I hear you. It would be a fun project! A couple thoughts below.
For each established style there are general guidelines that leave plenty of room for variation. These guidelines were created to assure a decent
aesthetic outcome. (Not exceptional… that’s where advanced horticultural and artistic skills kick in.)
For example Flower display bonsai have general guidelines about branch placement and trunk bending. Here’s an image from Mr Nakayama’s book on Satsuki Bonsai (very rare translated edition) showing general do’s and don’ts vis a vis branch placement.
In recent years quite a large number of folks, even Japanese, have begun to create more abstract, structural designs. Then proper branch placement, asymmetric balance and other aesthetic principles and elements of design are applied when growing the secondary etc branches to create a pleasing final outcome.
Here are two Japanese trunk designs off the beaten path. The second is unfinished.
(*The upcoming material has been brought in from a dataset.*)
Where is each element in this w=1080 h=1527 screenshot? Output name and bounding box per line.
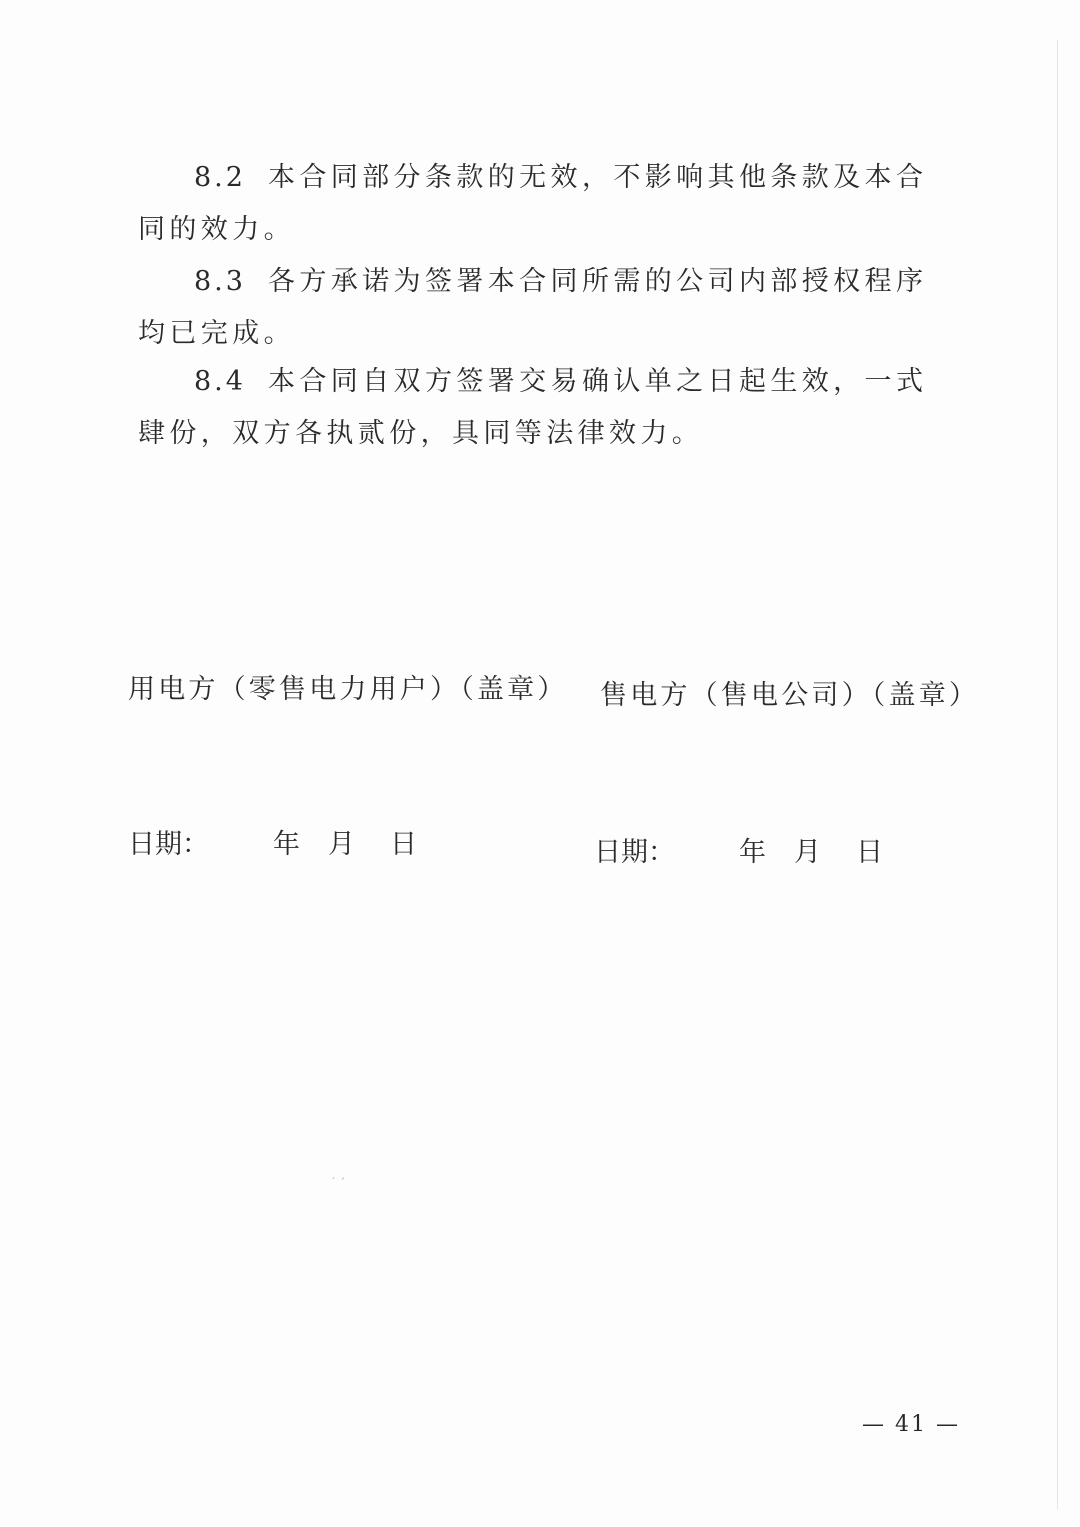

Selection of cultivars. There are certain satsuki cultivars which were created especially for bigger bonsai. USA available include Kaho, Eikan, Gyoten, Kagetsu, Yama no Kagami, Issho no Haru, Wakeibisu medium, Kozan, Yama no Hikari, Bunka. Call Nuccios Nursery (I may have whips of some of these cultivars PM if interested.). There are hardy US cultivars like Janet Rhea, Bixby Dwarf, George Drake, Catherine Grace etc that may also be used, beyond that I haven’t experiment with many others. A hardy Kurume favorite of ours, Hino Crimson, will do fine too.
Cultivation Ground growing is the fastest and the Japanese often grow the younger trees in greenhouses, for cold/varmint protection and to accelerate growth. In the US many of us do not have this luxury. However successive up pots at 1-2 year cycles in tokoname training pots can speed up growth while having the added bonus of being portable.